The Basque decision, supported by all the regional MPs from the conservative ruling Basque Nationalist Party (PNV) to the pro-separatist Herri Batasuna (HB), allows Basque sports federations to remain outside Spanish ones if they choose.

The gesture prompted a furious response from Madrid. The government spokesman, Miguel Angel Rodriguez, said the Basque sports law was probably illegal and threatened to challenge it in the constitutional court. He accused his PNV allies of playing into the hands of the separatist group Eta. "It is a mistake to approve a law with the help of the slaves of Eta," he said.

However, the Catalan leader, Jordi Pujol, whose Convergence and Union Party keeps Jose Maria Aznar's minority government in power, said he wanted to study the Basque move, to see if it could be applied to Catalonia. He recalled a recent attempt to launch form a Catalan football team, a proposal rubbished by the government and blocked by the Fifa world football authority.
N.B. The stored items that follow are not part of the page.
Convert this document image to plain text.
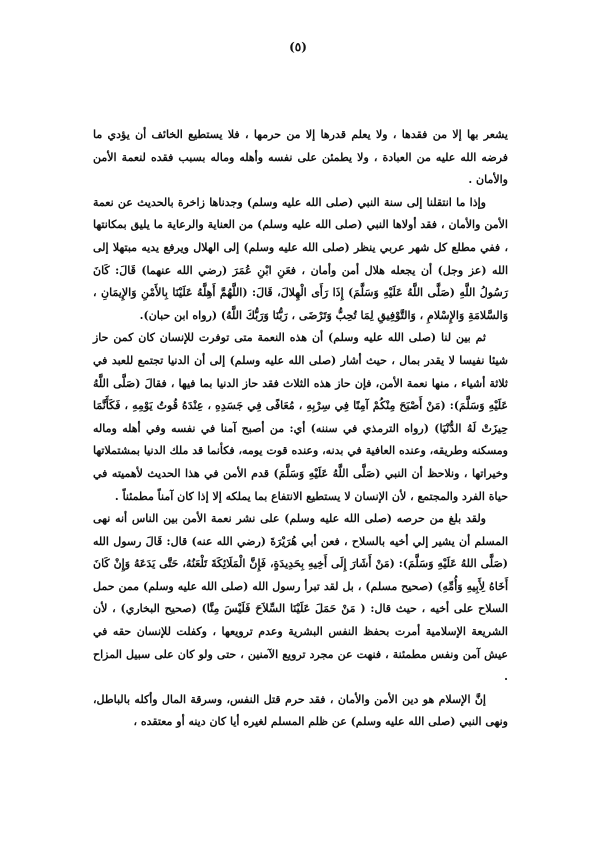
(٥)

يشعر بها إلا من فقدها ، ولا يعلم قدرها إلا من حرمها ، فلا يستطيع الخائف أن يؤدي ما فرضه الله عليه من العبادة ، ولا يطمئن على نفسه وأهله وماله بسبب فقده لنعمة الأمن والأمان .

وإذا ما انتقلنا إلى سنة النبي (صلى الله عليه وسلم) وجدناها زاخرة بالحديث عن نعمة الأمن والأمان ، فقد أولاها النبي (صلى الله عليه وسلم) من العناية والرعاية ما يليق بمكانتها ، ففي مطلع كل شهر عربي ينظر (صلى الله عليه وسلم) إلى الهلال ويرفع يديه مبتهلا إلى الله (عز وجل) أن يجعله هلال أمن وأمان ، فعَنِ ابْنِ عُمَرَ (رضي الله عنهما) قَالَ: كَانَ رَسُولُ اللَّهِ (صَلَّى اللَّهُ عَلَيْهِ وَسَلَّمَ) إِذَا رَأَى الْهِلالَ، قَالَ: (اللَّهُمَّ أَهِلَّهُ عَلَيْنَا بِالأَمْنِ وَالإِيمَانِ ، وَالسَّلامَةِ وَالإِسْلامِ ، وَالتَّوْفِيقِ لِمَا تُحِبُّ وَتَرْضَى ، رَبُّنَا وَرَبُّكَ اللَّهُ) (رواه ابن حبان).

ثم بين لنا (صلى الله عليه وسلم) أن هذه النعمة متى توفرت للإنسان كان كمن حاز شيئا نفيسا لا يقدر بمال ، حيث أشار (صلى الله عليه وسلم) إلى أن الدنيا تجتمع للعبد في ثلاثة أشياء ، منها نعمة الأمن، فإن حاز هذه الثلاث فقد حاز الدنيا بما فيها ، فقالَ (صَلَّى اللَّهُ عَلَيْهِ وَسَلَّمَ): (مَنْ أَصْبَحَ مِنْكُمْ آمِنًا فِي سِرْبِهِ ، مُعَافًى فِي جَسَدِهِ ، عِنْدَهُ قُوتُ يَوْمِهِ ، فَكَأَنَّمَا حِيزَتْ لَهُ الدُّنْيَا) (رواه الترمذي في سننه) أي: من أصبح آمنا في نفسه وفي أهله وماله ومسكنه وطريقه، وعنده العافية في بدنه، وعنده قوت يومه، فكأنما قد ملك الدنيا بمشتملاتها وخيراتها ، ونلاحظ أن النبي (صَلَّى اللَّهُ عَلَيْهِ وَسَلَّمَ) قدم الأمن في هذا الحديث لأهميته في حياة الفرد والمجتمع ، لأن الإنسان لا يستطيع الانتفاع بما يملكه إلا إذا كان آمناً مطمئناً .

ولقد بلغ من حرصه (صلى الله عليه وسلم) على نشر نعمة الأمن بين الناس أنه نهى المسلم أن يشير إلي أخيه بالسلاح ، فعن أبي هُرَيْرَةَ (رضي الله عنه) قال: قَالَ رسول الله (صَلَّى اللهُ عَلَيْهِ وَسَلَّمَ): (مَنْ أَشَارَ إِلَى أَخِيهِ بِحَدِيدَةٍ، فَإِنَّ الْمَلَائِكَةَ تَلْعَنُهُ، حَتَّى يَدَعَهُ وَإِنْ كَانَ أَخَاهُ لِأَبِيهِ وَأُمِّهِ) (صحيح مسلم) ، بل لقد تبرأ رسول الله (صلى الله عليه وسلم) ممن حمل السلاح على أخيه ، حيث قال: ( مَنْ حَمَلَ عَلَيْنَا السِّلاَحَ فَلَيْسَ مِنَّا) (صحيح البخاري) ، لأن الشريعة الإسلامية أمرت بحفظ النفس البشرية وعدم ترويعها ، وكفلت للإنسان حقه في عيش آمن ونفس مطمئنة ، فنهت عن مجرد ترويع الآمنين ، حتى ولو كان على سبيل المزاح .

إنَّ الإسلام هو دين الأمن والأمان ، فقد حرم قتل النفس، وسرقة المال وأكله بالباطل، ونهى النبي (صلى الله عليه وسلم) عن ظلم المسلم لغيره أيا كان دينه أو معتقده ،
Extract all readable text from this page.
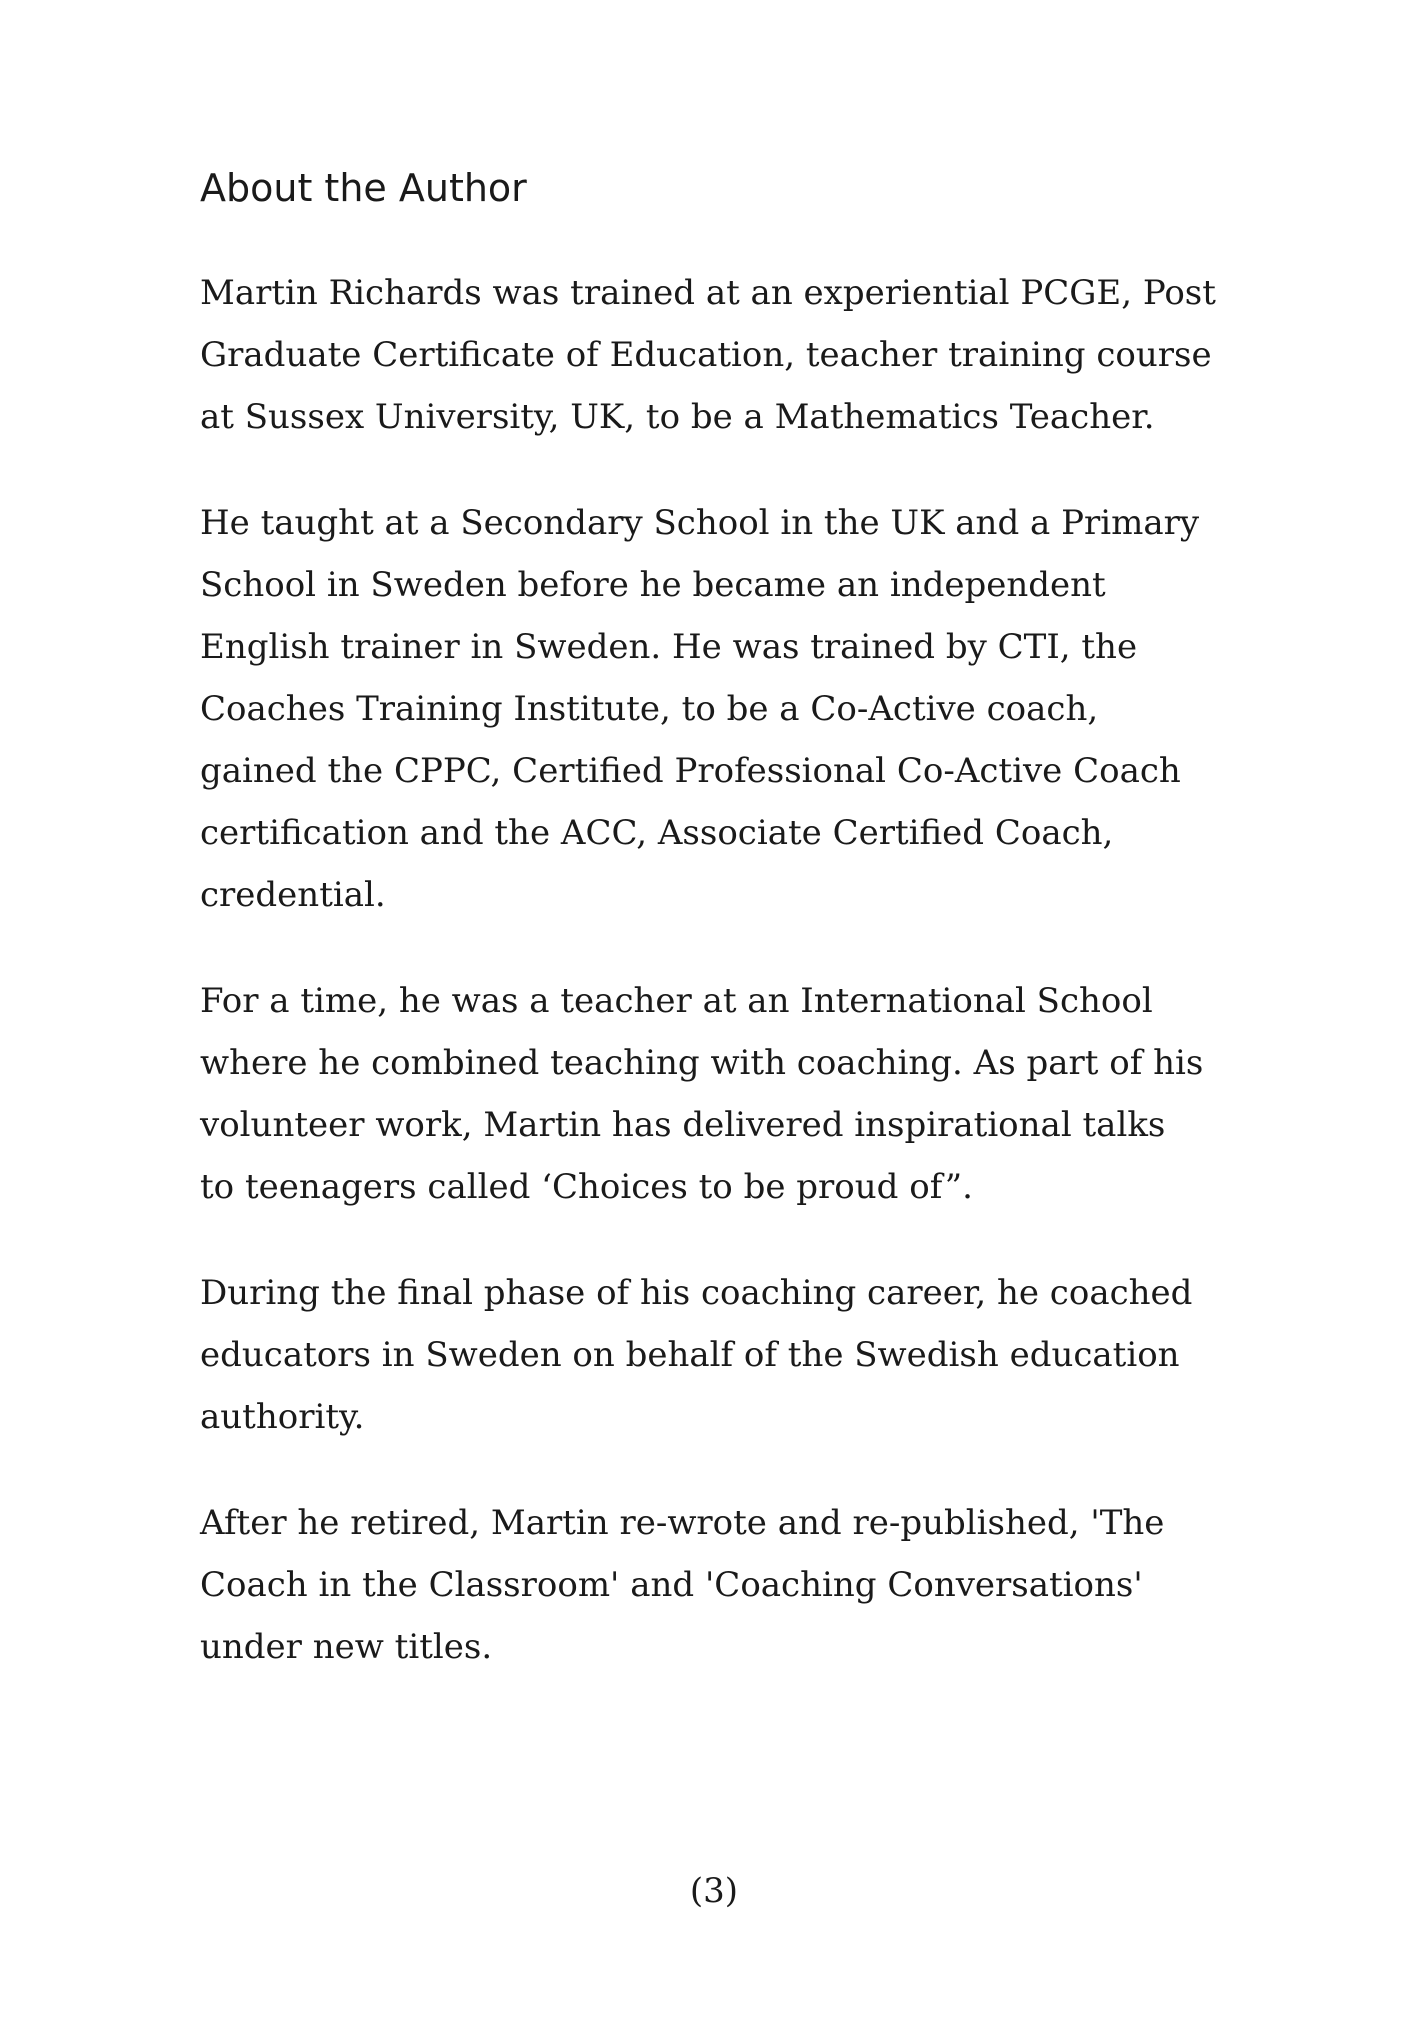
About the Author

Martin Richards was trained at an experiential PCGE, Post
Graduate Certificate of Education, teacher training course
at Sussex University, UK, to be a Mathematics Teacher.

He taught at a Secondary School in the UK and a Primary
School in Sweden before he became an independent
English trainer in Sweden. He was trained by CTI, the
Coaches Training Institute, to be a Co-Active coach,
gained the CPPC, Certified Professional Co-Active Coach
certification and the ACC, Associate Certified Coach,
credential.

For a time, he was a teacher at an International School
where he combined teaching with coaching. As part of his
volunteer work, Martin has delivered inspirational talks
to teenagers called ‘Choices to be proud of”.

During the final phase of his coaching career, he coached
educators in Sweden on behalf of the Swedish education
authority.

After he retired, Martin re-wrote and re-published, 'The
Coach in the Classroom' and 'Coaching Conversations'
under new titles.

(3)
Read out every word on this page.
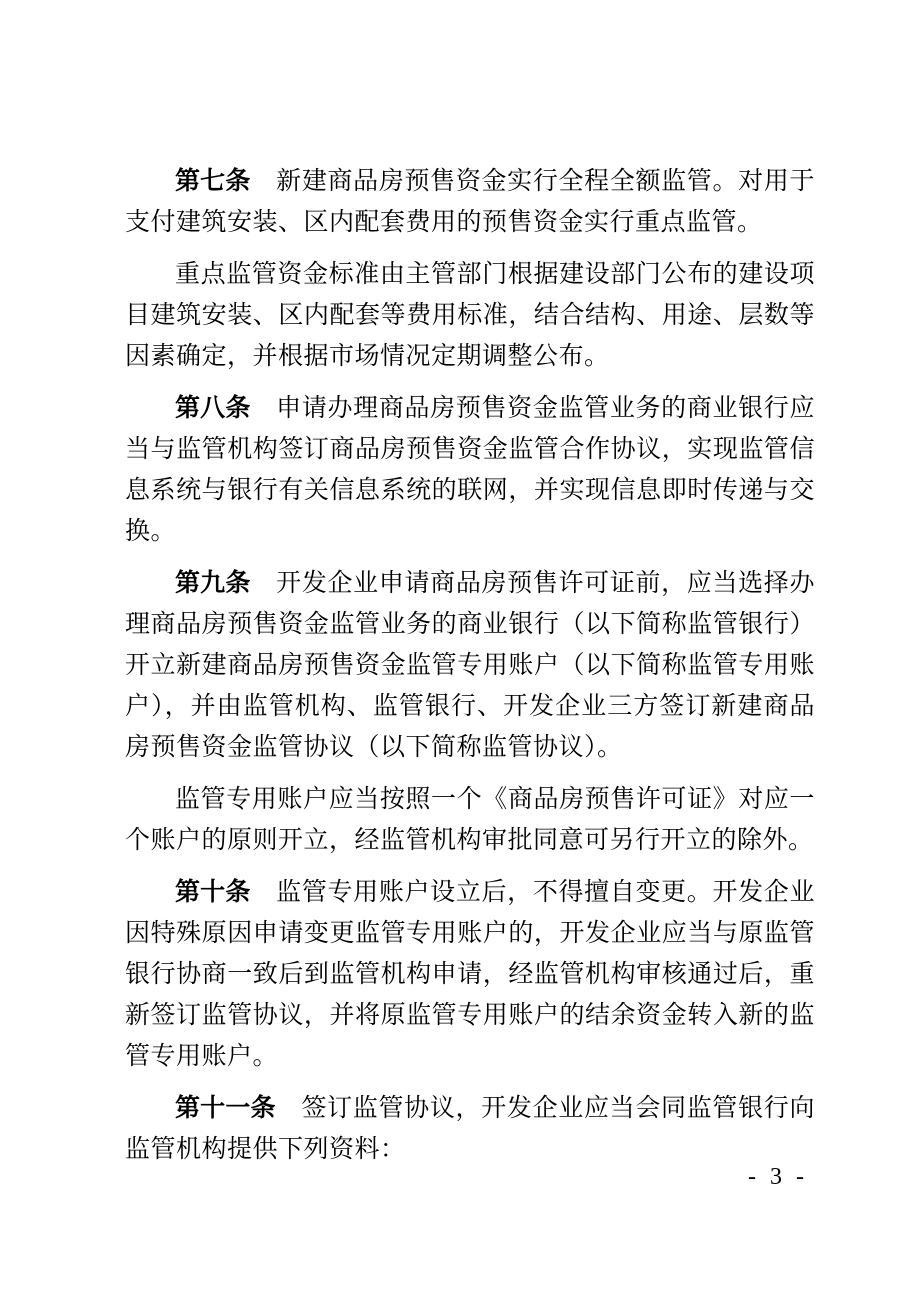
第七条　 新建商品房预售资金实行全程全额监管。对用于支付建筑安装、区内配套费用的预售资金实行重点监管。

重点监管资金标准由主管部门根据建设部门公布的建设项目建筑安装、区内配套等费用标准，结合结构、用途、层数等因素确定，并根据市场情况定期调整公布。

第八条　 申请办理商品房预售资金监管业务的商业银行应当与监管机构签订商品房预售资金监管合作协议，实现监管信息系统与银行有关信息系统的联网，并实现信息即时传递与交换。

第九条　 开发企业申请商品房预售许可证前，应当选择办理商品房预售资金监管业务的商业银行（以下简称监管银行）开立新建商品房预售资金监管专用账户（以下简称监管专用账户），并由监管机构、监管银行、开发企业三方签订新建商品房预售资金监管协议（以下简称监管协议）。

监管专用账户应当按照一个《商品房预售许可证》对应一个账户的原则开立，经监管机构审批同意可另行开立的除外。

第十条　 监管专用账户设立后，不得擅自变更。开发企业因特殊原因申请变更监管专用账户的，开发企业应当与原监管银行协商一致后到监管机构申请，经监管机构审核通过后，重新签订监管协议，并将原监管专用账户的结余资金转入新的监管专用账户。

第十一条　 签订监管协议，开发企业应当会同监管银行向监管机构提供下列资料：

- 3 -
The initiative is mainly symbolic, as international sports bodies accept only teams from national states. But the Basques and Catalans point out that England, Scotland, Wales and Ireland all have national teams. David Moner, president of the Union of Catalan Sports Federations, contrasted Madrid's response with that of Tony Blair, who said he would love to see a World Cup final between England and Scotland.